Много ли пьют, все ли пьют на его родном заводе, предприятии? Женщины почти не в счет, хотя, если подумать, девчонки теперь не отказываются от вина. Парни, мужчины — пьют. По-разному, но пьют. Совсем не берет в рот Сема Зворыгин, странный человечек, больше, кажется, некого вспомнить из близких и дальних знакомых.

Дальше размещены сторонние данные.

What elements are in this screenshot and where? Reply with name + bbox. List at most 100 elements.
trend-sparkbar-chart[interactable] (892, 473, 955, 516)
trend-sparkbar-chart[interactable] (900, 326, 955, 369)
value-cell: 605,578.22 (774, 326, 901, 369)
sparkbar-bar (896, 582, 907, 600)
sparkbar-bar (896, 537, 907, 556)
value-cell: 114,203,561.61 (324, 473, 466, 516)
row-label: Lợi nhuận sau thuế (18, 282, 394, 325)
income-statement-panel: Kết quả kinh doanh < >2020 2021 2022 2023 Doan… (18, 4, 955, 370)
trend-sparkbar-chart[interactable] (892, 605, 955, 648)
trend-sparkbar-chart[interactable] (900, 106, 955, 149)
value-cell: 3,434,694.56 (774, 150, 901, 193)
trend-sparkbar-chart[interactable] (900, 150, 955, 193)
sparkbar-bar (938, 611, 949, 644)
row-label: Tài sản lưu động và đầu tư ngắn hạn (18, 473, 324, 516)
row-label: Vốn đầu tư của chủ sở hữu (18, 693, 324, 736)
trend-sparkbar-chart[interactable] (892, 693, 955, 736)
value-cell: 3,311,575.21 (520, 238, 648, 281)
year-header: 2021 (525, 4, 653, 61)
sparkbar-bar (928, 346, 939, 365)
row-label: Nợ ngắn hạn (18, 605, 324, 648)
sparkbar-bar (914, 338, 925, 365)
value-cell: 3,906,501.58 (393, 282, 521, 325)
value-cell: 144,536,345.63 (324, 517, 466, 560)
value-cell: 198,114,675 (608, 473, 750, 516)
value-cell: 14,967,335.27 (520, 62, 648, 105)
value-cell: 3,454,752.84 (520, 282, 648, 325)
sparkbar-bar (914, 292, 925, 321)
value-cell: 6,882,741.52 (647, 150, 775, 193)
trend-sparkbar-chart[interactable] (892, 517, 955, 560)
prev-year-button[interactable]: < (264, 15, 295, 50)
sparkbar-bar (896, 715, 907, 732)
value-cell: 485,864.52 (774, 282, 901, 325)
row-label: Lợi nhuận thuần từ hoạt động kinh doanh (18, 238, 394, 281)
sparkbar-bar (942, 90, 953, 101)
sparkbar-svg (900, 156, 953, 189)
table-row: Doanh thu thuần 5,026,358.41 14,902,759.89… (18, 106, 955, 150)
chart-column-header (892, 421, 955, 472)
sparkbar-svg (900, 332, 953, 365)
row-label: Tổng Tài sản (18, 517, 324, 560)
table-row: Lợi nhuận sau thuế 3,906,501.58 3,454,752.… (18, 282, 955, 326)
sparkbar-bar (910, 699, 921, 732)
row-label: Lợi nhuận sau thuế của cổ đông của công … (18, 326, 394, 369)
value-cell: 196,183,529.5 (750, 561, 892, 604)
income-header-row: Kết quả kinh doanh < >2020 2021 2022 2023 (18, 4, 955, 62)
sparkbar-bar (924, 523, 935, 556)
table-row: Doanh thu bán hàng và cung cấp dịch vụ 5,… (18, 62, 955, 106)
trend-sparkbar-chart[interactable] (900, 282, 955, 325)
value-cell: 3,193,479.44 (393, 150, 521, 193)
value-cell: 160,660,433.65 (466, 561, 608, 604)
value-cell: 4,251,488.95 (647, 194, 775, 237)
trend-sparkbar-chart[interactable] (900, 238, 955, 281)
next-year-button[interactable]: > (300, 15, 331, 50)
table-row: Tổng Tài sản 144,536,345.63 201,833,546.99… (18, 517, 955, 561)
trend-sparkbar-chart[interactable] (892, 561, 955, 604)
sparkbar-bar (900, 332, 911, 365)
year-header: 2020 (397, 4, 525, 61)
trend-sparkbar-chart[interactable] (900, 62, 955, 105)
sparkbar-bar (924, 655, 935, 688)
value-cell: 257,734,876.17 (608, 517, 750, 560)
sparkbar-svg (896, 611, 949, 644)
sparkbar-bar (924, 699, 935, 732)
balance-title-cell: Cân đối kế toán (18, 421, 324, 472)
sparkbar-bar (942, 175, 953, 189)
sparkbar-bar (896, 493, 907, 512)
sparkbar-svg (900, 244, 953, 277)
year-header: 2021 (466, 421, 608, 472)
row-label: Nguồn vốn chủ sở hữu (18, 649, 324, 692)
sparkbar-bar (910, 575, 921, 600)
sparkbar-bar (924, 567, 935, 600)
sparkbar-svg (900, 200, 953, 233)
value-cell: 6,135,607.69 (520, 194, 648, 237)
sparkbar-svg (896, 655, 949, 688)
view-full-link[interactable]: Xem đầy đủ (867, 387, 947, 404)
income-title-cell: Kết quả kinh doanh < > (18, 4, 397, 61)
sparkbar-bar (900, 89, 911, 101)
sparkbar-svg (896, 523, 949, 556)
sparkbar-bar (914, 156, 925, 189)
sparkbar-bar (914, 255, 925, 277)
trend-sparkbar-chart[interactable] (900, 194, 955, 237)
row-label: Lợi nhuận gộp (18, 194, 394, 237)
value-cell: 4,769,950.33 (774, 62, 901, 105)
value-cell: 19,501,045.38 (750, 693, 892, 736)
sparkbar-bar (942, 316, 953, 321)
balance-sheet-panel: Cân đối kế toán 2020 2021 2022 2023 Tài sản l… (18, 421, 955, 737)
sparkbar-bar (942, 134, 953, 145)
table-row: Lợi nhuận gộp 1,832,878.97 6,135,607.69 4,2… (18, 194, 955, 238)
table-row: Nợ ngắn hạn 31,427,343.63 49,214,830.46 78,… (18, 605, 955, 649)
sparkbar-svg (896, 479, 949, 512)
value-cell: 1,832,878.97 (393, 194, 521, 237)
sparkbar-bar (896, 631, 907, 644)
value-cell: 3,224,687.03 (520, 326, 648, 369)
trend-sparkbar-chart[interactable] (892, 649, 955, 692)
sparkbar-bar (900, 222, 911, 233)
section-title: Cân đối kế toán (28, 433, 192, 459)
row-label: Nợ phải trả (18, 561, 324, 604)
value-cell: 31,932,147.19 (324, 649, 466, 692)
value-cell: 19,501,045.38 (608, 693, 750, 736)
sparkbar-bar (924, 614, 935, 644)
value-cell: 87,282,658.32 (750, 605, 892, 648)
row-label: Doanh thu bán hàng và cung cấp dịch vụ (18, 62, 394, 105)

— Как тебе сказать? — после молчания повторил Сватеев. — Есть и трезвенники. А пили ведь всегда, Маша. В Америке, говорят, похлеще пьют. И в Сутиме, помнишь, водки не было — брагу варили.

— Бражка слабая.

— Цивилизация, Маша. Машины, скорость, суета, вино. Люди жадно стремятся ко всему этому. Цивилизация на роду нам написана. Когда эвенки бродили здесь по тайге, олешек пасли, злых духов боялись, добрым молились, шаманов слушались, — водки не пили, правда? Все трезвые были.

— Старики рассказывают: какие-то грибы горькие ели, пьяные делались.

— Вот! — засмеялся Сватеев, встал, прошел к окну, за которым зеленела картофельная ботва, грядки лука, моркови. — Значит, всегда, всем хотелось опьяняться. Другое дело — культуры не хватает. Я бы сказал: культуры алкоголя. Опьянение — благо, обращенное во зло: доступным, легким стало для всех. А сдерживаться не научились. Алкоголь застал нас врасплох.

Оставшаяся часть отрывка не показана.